Needless to say we finally started to get settled, I got my Jewelers bench set up in our bedroom and began organizing my tools and collections. Before I knew it we were packing our bags again and headed to Oregon for Juniors new job. To make a long story still kind of long we are now in Oregon I love it here, its beautiful and life is good. We are very busy with our jobs and building relationships and building our new home. Finally, its time to get back to what I really want to do....Creating. Sharing. Exploring. Making. Doing.

Easier said then done. I still have a full time job working for Jared, the Galleria of Jewelry! On top of that Im married, I need to exercise, make meals, clean my house, walk my dog, build relationships, go to church, etc. etc. etc. Life gets in the way sometimes and I have really been struggling with this. Not only my current situation but future as well. What will happen when I decide to have children!? Will I even have time to dream have creative ideas never mind put them into action. Its something many of us deal with, The balance. 
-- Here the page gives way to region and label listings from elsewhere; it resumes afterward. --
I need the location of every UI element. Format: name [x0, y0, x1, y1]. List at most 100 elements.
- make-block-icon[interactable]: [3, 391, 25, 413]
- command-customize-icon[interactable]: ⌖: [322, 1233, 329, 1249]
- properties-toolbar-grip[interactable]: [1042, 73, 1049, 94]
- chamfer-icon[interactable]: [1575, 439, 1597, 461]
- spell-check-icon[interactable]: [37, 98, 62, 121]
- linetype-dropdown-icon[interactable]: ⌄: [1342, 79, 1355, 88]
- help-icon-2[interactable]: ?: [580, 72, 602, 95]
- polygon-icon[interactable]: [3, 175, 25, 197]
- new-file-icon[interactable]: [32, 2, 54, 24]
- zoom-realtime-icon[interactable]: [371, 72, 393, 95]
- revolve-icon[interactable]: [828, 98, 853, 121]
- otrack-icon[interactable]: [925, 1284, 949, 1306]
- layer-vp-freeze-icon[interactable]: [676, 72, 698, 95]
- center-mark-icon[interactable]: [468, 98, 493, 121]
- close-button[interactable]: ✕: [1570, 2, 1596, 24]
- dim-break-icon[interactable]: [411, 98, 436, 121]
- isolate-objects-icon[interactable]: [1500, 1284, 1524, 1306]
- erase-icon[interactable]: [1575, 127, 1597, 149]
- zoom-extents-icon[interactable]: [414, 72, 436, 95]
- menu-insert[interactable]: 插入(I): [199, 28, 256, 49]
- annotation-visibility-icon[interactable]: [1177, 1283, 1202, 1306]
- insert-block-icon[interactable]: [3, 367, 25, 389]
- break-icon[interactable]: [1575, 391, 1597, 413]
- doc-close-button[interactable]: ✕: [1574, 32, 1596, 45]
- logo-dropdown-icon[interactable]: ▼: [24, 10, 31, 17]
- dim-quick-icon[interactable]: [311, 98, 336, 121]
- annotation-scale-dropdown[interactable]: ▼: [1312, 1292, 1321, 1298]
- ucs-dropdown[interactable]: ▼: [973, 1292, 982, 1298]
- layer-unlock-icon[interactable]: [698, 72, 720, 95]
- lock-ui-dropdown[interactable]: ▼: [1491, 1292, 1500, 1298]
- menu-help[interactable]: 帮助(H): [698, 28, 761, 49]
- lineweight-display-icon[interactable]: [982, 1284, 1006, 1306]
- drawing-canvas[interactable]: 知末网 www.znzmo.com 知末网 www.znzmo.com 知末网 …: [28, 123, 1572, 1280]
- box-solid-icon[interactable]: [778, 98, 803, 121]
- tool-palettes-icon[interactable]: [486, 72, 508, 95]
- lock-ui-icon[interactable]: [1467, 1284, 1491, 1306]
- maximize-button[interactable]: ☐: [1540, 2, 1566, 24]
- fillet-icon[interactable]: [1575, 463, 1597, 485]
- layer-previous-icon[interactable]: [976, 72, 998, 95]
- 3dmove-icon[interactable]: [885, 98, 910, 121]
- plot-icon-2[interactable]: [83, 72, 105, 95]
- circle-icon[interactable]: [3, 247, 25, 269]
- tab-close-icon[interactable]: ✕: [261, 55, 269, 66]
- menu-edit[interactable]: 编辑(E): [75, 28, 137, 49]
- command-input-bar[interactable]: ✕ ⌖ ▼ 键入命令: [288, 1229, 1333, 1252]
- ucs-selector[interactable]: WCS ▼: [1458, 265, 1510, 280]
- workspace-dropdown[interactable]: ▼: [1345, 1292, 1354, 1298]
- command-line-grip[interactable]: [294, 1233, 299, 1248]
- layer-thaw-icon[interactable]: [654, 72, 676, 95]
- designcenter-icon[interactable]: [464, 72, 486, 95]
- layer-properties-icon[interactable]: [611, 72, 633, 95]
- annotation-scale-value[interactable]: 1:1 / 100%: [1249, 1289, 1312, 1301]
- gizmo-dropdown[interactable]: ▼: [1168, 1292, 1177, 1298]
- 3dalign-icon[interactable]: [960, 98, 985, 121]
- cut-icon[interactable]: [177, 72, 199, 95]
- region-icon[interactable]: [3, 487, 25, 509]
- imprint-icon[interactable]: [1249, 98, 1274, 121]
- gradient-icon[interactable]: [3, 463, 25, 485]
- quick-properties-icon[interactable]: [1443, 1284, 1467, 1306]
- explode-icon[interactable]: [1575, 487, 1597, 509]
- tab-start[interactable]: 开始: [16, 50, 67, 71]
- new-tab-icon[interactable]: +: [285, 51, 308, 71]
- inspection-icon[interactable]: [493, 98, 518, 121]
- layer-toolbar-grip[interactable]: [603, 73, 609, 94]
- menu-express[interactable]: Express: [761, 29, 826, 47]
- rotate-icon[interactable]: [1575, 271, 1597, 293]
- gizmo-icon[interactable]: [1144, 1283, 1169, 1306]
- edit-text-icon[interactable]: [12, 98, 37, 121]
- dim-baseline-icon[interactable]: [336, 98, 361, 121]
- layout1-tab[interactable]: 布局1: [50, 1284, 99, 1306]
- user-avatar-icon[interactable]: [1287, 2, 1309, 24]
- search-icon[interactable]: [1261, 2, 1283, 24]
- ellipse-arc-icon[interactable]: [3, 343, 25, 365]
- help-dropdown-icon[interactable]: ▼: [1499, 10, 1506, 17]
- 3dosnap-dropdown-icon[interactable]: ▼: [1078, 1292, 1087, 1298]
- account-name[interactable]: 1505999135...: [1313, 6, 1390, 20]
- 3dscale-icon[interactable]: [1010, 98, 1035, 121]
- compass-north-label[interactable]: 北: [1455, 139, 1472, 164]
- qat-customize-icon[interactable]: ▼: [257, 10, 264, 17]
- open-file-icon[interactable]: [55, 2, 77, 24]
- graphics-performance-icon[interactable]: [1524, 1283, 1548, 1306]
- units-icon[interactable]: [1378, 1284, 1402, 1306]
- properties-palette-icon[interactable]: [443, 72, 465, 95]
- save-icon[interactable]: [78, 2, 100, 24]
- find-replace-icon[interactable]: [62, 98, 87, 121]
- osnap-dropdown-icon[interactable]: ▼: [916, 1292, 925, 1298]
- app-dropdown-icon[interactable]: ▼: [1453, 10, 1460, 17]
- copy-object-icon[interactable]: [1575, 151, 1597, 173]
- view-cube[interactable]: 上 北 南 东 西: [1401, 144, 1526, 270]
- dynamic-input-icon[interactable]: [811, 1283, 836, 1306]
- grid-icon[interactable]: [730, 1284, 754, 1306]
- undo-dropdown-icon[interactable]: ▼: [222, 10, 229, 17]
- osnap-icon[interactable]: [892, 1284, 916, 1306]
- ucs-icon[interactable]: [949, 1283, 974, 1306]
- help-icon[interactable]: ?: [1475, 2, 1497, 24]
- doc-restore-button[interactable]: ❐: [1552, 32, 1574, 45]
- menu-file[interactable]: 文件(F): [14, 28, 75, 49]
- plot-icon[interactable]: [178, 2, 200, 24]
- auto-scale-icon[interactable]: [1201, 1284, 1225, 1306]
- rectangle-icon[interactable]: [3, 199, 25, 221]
Until very recently I thought I had to give several things up to really make my dreams become a reality. However thats not true, it just takes a bit more focus, determination and planning. At this point I still have a job, a husband, a dog, a home, a gym membership, and most importantly my studio.

I made my space to work, I have everything set up to make. I am getting my blog back, posting images of work, reworking my logo, organizing contracts, building a web presence, drawing, designing, and planning events and shows. 

It will only happen if you jump back in and make it happen.